For Nigeria and other emerging markets, this shift opens doors to leapfrog traditional development pathways. Imagine virtual classrooms taught by AI avatars in local dialects. Or small businesses using intelligent bots to scale globally. The infrastructure may still lag, but the ambition is boundless.
Governance Lagging Behind
But there’s a catch. Innovation is sprinting. Regulation is crawling.
While conversations about AI ethics, bias, and misuse are gaining traction, the real bottleneck is jurisdiction. As one analyst observed, “America is such a vast country with different states having unstructured regulations—unlike Europe’s GDPR model.” There’s no clear global consensus on how to govern AI models, especially when they cross borders, cultures, and legal systems.
Managing cross-border AI collaboration—especially in regions with weak or fragmented regulatory systems—will be one of the defining challenges of this decade. For countries like Nigeria, this could be an opportunity to shape localized policy that balances innovation with accountability, perhaps even leading the way for other nations navigating similar terrain.

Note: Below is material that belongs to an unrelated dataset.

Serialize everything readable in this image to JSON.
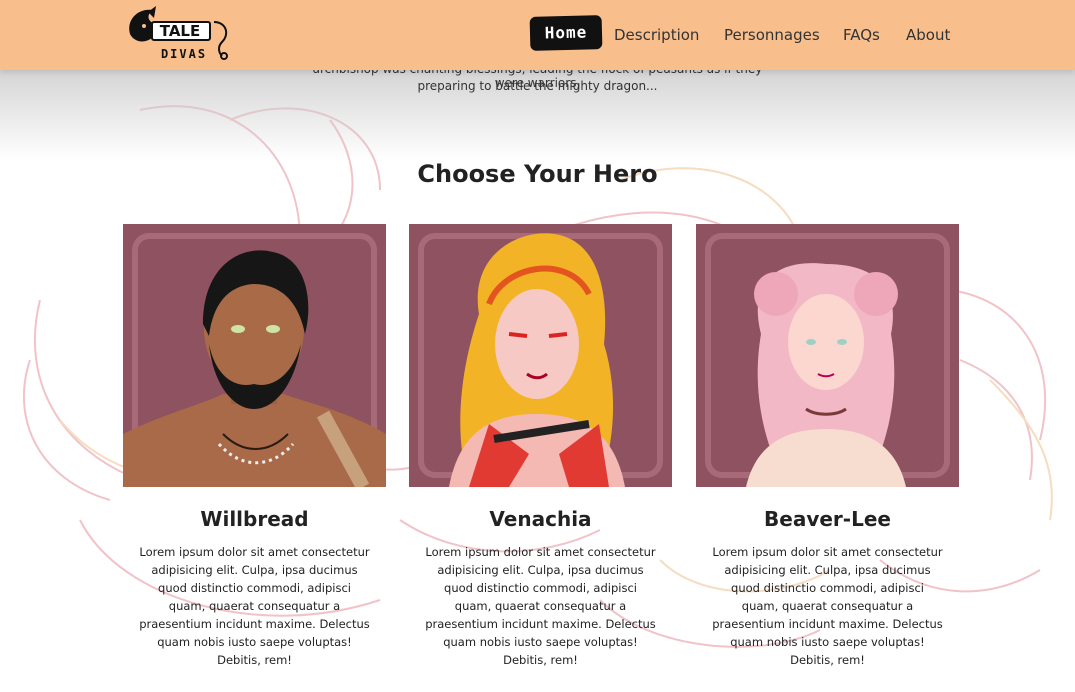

Farewell, But Not Forgotten
So yes, goodbye, GPT-4. You kicked off a revolution.
Your weights will sit silently on a special hard drive—like the Apollo guidance computer or the first iPhone—reminders of a pivotal chapter in human-machine co-evolution. For the AI historians of the future, those digital fingerprints will tell a story of acceleration, disruption, and rediscovery.
But we’re not slowing down.
As we look ahead, the lesson GPT-4 leaves us with is not about language or models or even intelligence. It’s about momentum. The future won’t wait. The next chapter is already being written—by new models, yes, but also by us: the humans who adapt, question, reimagine, and dare.
For media, for Nigeria, and for the world: the revolution continues.